Furthermore, men and women differ on what they consider the most important features of supermarkets, according to “Customer Focus 2008: Grocery,” by Baltimore-based Vertis Communications, a provider of retail advertising services. In general, the store’s prices and sales are most important to female shoppers, while convenience and service matter more to men.

Almost half, 48% of women between the ages of 35 and 49, said they valued price-related offerings, such as lowest everyday prices, best-advertised specials and store coupons, the most. This group of women accounts for 60% of all grocery shopping, according to the report.

Nearly as many, 47% of women aged 50 and older, and 46% of those between the ages of 18 and 34, agree. By contrast, while price-related offerings are important to approximately 30% of the male shoppers surveyed, 41% of the men aged 18 to 34 said they valued convenience, such as proximity to work or home, more than any other factor.

Nearly a quarter, 23% of men between the ages of 18 and 34, are most likely to shop at grocery stores close to home. This compares with just 17% of women in the same age group.

When deciding which grocery story to frequent, the bakery is the most important department, other than meat and produce, according to 27% of all survey participants. This percentage is consistent with Vertis’ 2006 grocery survey.

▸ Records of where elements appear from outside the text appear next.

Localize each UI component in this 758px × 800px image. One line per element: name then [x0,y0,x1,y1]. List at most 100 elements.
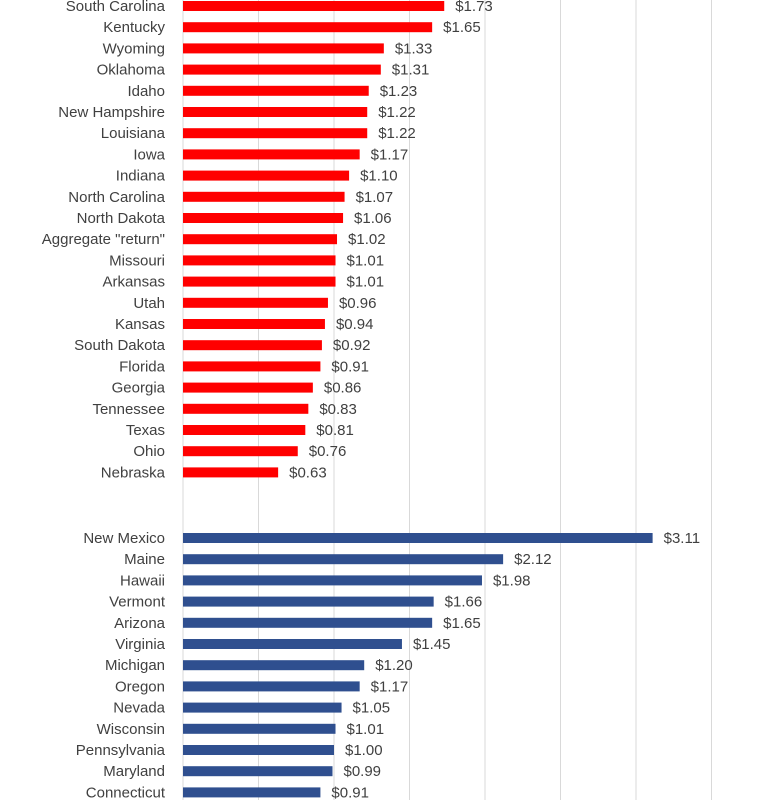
value-label: $1.01 [347,252,385,269]
category-label: Maryland [103,763,165,780]
category-label: Arizona [114,615,166,632]
category-label: Virginia [115,636,165,653]
value-label: $1.02 [348,231,386,248]
bar [183,43,384,54]
bar [183,660,365,671]
bar [183,639,402,649]
bar [183,425,306,435]
value-label: $1.22 [378,104,416,121]
value-label: $0.91 [331,784,369,800]
value-label: $1.05 [353,700,391,717]
value-label: $1.73 [455,0,493,15]
bar [183,446,298,457]
bar [183,382,313,393]
value-label: $1.33 [395,40,433,57]
category-label: Connecticut [86,784,166,800]
category-label: Tennessee [92,401,165,418]
category-label: North Dakota [77,210,166,227]
value-label: $0.91 [331,358,369,375]
bar [183,170,350,181]
category-label: Wyoming [103,40,165,57]
value-label: $1.17 [371,678,409,695]
bar [183,361,321,372]
category-label: Vermont [109,594,166,611]
bar [183,596,434,607]
value-label: $1.17 [371,146,409,163]
bar [183,681,360,692]
category-label: South Carolina [66,0,166,15]
bar [183,403,309,414]
category-label: Utah [133,295,165,312]
value-label: $1.31 [392,62,430,79]
labels: South Carolina $1.73 Kentucky $1.65 Wyoming $… [42,0,700,800]
value-label: $0.99 [343,763,381,780]
value-label: $0.94 [336,316,374,333]
bar [183,297,328,308]
value-label: $1.20 [375,657,413,674]
value-label: $1.65 [443,615,481,632]
category-label: Aggregate "return" [42,231,165,248]
bar [183,702,342,713]
bar [183,766,333,777]
value-label: $0.86 [324,380,362,397]
category-label: Oregon [115,678,165,695]
category-label: Kansas [115,316,165,333]
category-label: Georgia [112,380,166,397]
bar [183,213,344,223]
bar [183,575,482,586]
value-label: $0.81 [316,422,354,439]
value-label: $2.12 [514,551,552,568]
value-label: $0.76 [309,443,347,460]
value-label: $3.11 [664,530,700,547]
value-label: $1.23 [380,83,418,100]
value-label: $0.92 [333,337,371,354]
category-label: Hawaii [120,572,165,589]
category-label: Nebraska [101,464,166,481]
category-label: Oklahoma [97,62,166,79]
value-label: $1.66 [445,594,483,611]
bar [183,1,445,11]
value-label: $1.45 [413,636,451,653]
category-label: Kentucky [103,19,165,36]
bar [183,319,325,329]
category-label: Florida [119,358,166,375]
category-label: Pennsylvania [76,742,166,759]
bar [183,467,279,478]
category-label: New Mexico [83,530,165,547]
category-label: Missouri [109,252,165,269]
value-label: $0.63 [289,464,327,481]
category-label: Wisconsin [97,721,165,738]
bar [183,617,433,628]
value-label: $1.06 [354,210,392,227]
value-label: $1.00 [345,742,383,759]
bar [183,128,368,139]
category-label: Michigan [105,657,165,674]
category-label: Maine [124,551,165,568]
value-label: $1.01 [347,274,385,291]
bar [183,554,504,565]
bar [183,340,322,351]
bar [183,85,369,96]
value-label: $1.22 [378,125,416,142]
gridlines [182,0,712,800]
value-label: $1.98 [493,572,531,589]
category-label: Texas [126,422,165,439]
bar [183,22,433,33]
bar-marks [183,1,653,798]
category-label: South Dakota [74,337,166,354]
value-label: $1.10 [360,168,398,185]
category-label: Iowa [133,146,165,163]
category-label: Louisiana [101,125,166,142]
value-label: $1.65 [443,19,481,36]
category-label: Nevada [113,700,165,717]
category-label: Arkansas [102,274,165,291]
category-label: New Hampshire [58,104,165,121]
bar [183,723,336,734]
value-label: $0.96 [339,295,377,312]
category-label: Indiana [116,168,166,185]
value-label: $1.01 [347,721,385,738]
bar [183,234,338,245]
bar [183,107,368,117]
bar [183,149,360,160]
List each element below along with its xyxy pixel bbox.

The importance of dairy and organic food sections has risen over the past two years among men aged 18 to 34. In the most recent survey, 13% of those shoppers rank dairy important versus 8% in 2006. Currently 10% of them consider organic food important, compared with just 6% two years ago.

The survey also suggests that attempts to promote the benefits of omega-3 fatty acids and other heart-healthy elements of fish and other foods may be taking hold. Interest in the store’s seafood section rose from 5% two years ago to 10% among women in the 2008 study.

The importance of the deli section among men age 50 and older took a big jump, but its importance dropped among their female counterparts. Among the older men, 25% ranked it important in 2008, compared with 18% two years ago. Among older women, its importance fell to 21%, down from 25% in the 2006 survey.

More Hispanic Americans than others prefer to shop at super-sized grocery outlets instead of other chains that carry groceries. Nearly a quarter, 22% of Hispanic household decision makers, prefer super-sized grocery stores for perishable products, such as meat, produce, dairy and baked goods. This compares with 15% of non-Hispanic household decision makers.